Gostaria de lhe contar uma história e saber da sua reação. Um bispo que era um dos conselheiros espirituais de Madre Teresa me relatou uma história. Ele contou que estava debatendo com ela a aridez na oração, e ela relacionou esta aridez com o fato de que não estava sentindo a presença de Deus. Os dois estavam em Calcutá. Daí então, um jovem se aproximou e estendeu os braços para abraçá-la. E ele disse para ela: “Isto é a presença de Deus também”. O que me leva à pergunta que sempre quis lhe fazer: O senhor acha que a formação inicial de Madre Teresa a incentivou a privilegiar os movimentos interiores em detrimento dos sinais exteriores da presença de Deus? Porque, quando li os diários e as cartas, por vezes quis dizer a ela: “Estás tu olhando para fora?” Isso faz sentido?
É uma boa pergunta. Um dos comentários que faz numa das cartas, pensando especialmente sobre o tempo de oração, diz assim: “Quando não estou na rua, posso falar contigo por horas”. Portanto há sentido em que todas estas experiências estejam mais no nível dos sentimentos. Por exemplo, ela vai dizer: “Sei que minha mente e meu coração batem para Jesus”.
Assim, ela se uniu a ele mais por vontade do que, digamos, por pura fé. Ela vê em torno de si a obra inteira se difundindo, crescendo. Ela está vendo a fecundidade da obra, e vê as pessoas reagindo. A Madre está vendo a generosidade dos que lhe ajudam. Para ela, isto também tem de ser a presença e obra de Deus.
Então ela realmente vê estas coisas. Por outro lado, sempre pensei que talvez as primeiras experiências místicas dela foram tão belas que ela simplesmente sempre as trazia presente, como qualquer um faria.
As pessoas dizem: “Nós éramos os diretores espirituais, e por que não estávamos ajudando mais ela? Isso aconteceu até o ano de 1961, quando o Pe. Neuner lhe dá uma ideia e diz: “Este é um lado espiritual de seu trabalho”. Tal dizer acendeu as luzes, conforme Neuner costuma relatar.

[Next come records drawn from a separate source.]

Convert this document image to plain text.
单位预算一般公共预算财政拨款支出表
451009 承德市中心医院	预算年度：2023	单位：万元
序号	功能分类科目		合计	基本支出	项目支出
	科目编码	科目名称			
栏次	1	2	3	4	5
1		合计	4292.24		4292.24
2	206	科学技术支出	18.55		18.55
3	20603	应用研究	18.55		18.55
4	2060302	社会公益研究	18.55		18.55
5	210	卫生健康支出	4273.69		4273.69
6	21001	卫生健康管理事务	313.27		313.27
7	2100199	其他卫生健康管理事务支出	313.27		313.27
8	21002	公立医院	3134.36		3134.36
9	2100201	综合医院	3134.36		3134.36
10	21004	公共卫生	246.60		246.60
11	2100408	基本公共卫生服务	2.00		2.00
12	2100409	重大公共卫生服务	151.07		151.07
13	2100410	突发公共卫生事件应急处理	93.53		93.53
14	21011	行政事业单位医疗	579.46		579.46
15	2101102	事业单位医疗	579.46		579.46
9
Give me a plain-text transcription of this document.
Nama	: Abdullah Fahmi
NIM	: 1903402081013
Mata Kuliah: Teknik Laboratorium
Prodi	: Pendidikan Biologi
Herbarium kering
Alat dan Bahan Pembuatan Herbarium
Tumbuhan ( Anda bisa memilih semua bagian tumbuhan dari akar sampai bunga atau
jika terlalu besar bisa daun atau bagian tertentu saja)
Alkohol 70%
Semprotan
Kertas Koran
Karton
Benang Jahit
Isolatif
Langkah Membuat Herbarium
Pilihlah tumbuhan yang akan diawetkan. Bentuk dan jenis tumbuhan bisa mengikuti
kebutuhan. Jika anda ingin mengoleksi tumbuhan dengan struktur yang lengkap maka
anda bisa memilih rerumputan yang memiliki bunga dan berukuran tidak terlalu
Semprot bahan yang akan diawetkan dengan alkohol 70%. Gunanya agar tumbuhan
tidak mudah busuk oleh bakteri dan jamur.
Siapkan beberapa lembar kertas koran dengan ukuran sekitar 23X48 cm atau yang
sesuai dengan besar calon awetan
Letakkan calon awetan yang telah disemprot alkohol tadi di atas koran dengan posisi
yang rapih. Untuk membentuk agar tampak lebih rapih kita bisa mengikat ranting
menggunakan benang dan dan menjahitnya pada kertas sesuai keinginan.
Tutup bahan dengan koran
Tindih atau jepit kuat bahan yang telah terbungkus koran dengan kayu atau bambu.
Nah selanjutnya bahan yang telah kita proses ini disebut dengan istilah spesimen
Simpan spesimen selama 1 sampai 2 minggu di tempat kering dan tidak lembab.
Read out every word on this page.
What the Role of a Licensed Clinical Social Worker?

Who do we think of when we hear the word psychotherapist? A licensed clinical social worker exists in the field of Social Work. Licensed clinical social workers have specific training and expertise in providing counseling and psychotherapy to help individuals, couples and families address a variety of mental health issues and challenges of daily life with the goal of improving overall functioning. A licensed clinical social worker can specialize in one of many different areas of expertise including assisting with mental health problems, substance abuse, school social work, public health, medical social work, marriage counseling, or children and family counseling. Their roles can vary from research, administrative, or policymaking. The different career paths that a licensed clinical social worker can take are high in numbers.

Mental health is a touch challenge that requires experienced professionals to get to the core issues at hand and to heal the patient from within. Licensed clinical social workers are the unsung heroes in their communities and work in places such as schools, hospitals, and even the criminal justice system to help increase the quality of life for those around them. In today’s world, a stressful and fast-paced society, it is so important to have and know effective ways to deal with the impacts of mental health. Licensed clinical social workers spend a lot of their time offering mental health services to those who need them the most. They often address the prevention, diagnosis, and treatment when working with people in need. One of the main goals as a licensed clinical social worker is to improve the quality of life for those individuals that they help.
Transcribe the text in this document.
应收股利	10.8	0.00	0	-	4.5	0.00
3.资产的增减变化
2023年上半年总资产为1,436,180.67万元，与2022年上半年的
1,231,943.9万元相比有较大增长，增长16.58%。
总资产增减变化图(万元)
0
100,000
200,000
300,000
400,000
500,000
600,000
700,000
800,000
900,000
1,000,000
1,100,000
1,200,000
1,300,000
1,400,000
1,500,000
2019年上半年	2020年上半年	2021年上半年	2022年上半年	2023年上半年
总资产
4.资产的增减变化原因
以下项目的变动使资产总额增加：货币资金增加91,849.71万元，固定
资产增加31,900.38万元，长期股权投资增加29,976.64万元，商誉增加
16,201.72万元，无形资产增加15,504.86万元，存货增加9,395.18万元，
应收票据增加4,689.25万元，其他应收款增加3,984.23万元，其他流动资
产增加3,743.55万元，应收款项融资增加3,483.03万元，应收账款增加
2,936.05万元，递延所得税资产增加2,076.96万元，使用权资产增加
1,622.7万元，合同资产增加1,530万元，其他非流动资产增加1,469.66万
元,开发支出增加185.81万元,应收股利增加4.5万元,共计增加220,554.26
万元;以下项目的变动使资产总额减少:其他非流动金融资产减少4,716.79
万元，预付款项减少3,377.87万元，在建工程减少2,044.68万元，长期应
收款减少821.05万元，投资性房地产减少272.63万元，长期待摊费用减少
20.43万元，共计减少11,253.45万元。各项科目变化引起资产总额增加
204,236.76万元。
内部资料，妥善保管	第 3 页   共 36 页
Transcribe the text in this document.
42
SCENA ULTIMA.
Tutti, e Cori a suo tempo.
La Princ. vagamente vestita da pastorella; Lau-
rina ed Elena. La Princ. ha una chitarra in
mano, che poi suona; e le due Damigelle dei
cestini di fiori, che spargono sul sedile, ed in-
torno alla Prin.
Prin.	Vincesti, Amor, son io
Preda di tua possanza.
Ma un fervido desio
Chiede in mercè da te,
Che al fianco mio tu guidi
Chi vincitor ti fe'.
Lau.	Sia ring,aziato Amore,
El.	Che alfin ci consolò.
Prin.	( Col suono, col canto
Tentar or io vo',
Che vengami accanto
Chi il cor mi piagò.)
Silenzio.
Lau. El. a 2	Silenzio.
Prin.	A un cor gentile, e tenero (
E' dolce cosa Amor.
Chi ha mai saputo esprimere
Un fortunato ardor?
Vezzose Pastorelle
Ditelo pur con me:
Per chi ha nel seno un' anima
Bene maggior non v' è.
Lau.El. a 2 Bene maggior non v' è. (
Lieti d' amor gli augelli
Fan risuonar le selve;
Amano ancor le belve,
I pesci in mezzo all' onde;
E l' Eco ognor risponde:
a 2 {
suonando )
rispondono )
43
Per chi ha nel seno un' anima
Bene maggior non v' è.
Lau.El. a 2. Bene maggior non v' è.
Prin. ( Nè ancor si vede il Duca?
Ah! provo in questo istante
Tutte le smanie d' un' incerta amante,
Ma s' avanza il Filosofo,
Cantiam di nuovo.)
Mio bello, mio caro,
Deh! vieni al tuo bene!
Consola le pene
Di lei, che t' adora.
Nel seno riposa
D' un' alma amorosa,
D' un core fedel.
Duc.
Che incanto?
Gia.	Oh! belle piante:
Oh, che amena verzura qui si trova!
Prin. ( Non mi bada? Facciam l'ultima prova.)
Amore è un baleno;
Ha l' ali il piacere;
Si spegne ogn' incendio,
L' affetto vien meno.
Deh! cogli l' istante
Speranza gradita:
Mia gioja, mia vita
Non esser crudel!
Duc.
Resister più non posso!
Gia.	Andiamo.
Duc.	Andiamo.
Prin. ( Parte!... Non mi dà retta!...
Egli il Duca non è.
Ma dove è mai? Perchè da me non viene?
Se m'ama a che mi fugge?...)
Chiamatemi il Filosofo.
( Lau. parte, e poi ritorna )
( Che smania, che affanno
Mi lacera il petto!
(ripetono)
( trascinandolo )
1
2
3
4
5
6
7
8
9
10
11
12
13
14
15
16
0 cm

Esse dizer a ajudou. Ainda era doloroso e difícil, mas pelo menos havia algum significado para o que vinha ouvindo; ela associou com o próprio sofrimento de Jesus, um sofrimento particularmente interior. Madre Teresa costumava comentar que achava que Jesus sofreu mais no Jardim do que no sofrimento físico na cruz, e agora nós temos uma ideia do por que ela dizia isso.
Agradeçamos a Deus por bons diretores espirituais.
Certo.
Para mim, isso tudo a coloca na categoria de uma das maiores santas de todos os tempos, porque os demais santos fizeram estas grandes obras com os pobres, mas sem consolo.
Certo.
E ela está vive em um ambiente complexo.
Nós, ao redor dela, pensávamos: “Não é fácil ser Madre Teresa”, com tantas exigências que há – até mesmo no avião as pessoas vinham ao seu encontro, queriam falar, pedir autógrafo ou bênção. Podemos pensar que ela gostava dessa rica vida interior, o que a teria mantido firme na obra. Mas então descobrimos o contrário.
É marcante. Gosto do que você diz sobre ela ser um modelo para os dias de hoje. É interessante que Deus lhe deu as graças que seriam necessárias hoje, mas que também a convidaria para participar no sofrimento que muitas pessoas atualmente passam.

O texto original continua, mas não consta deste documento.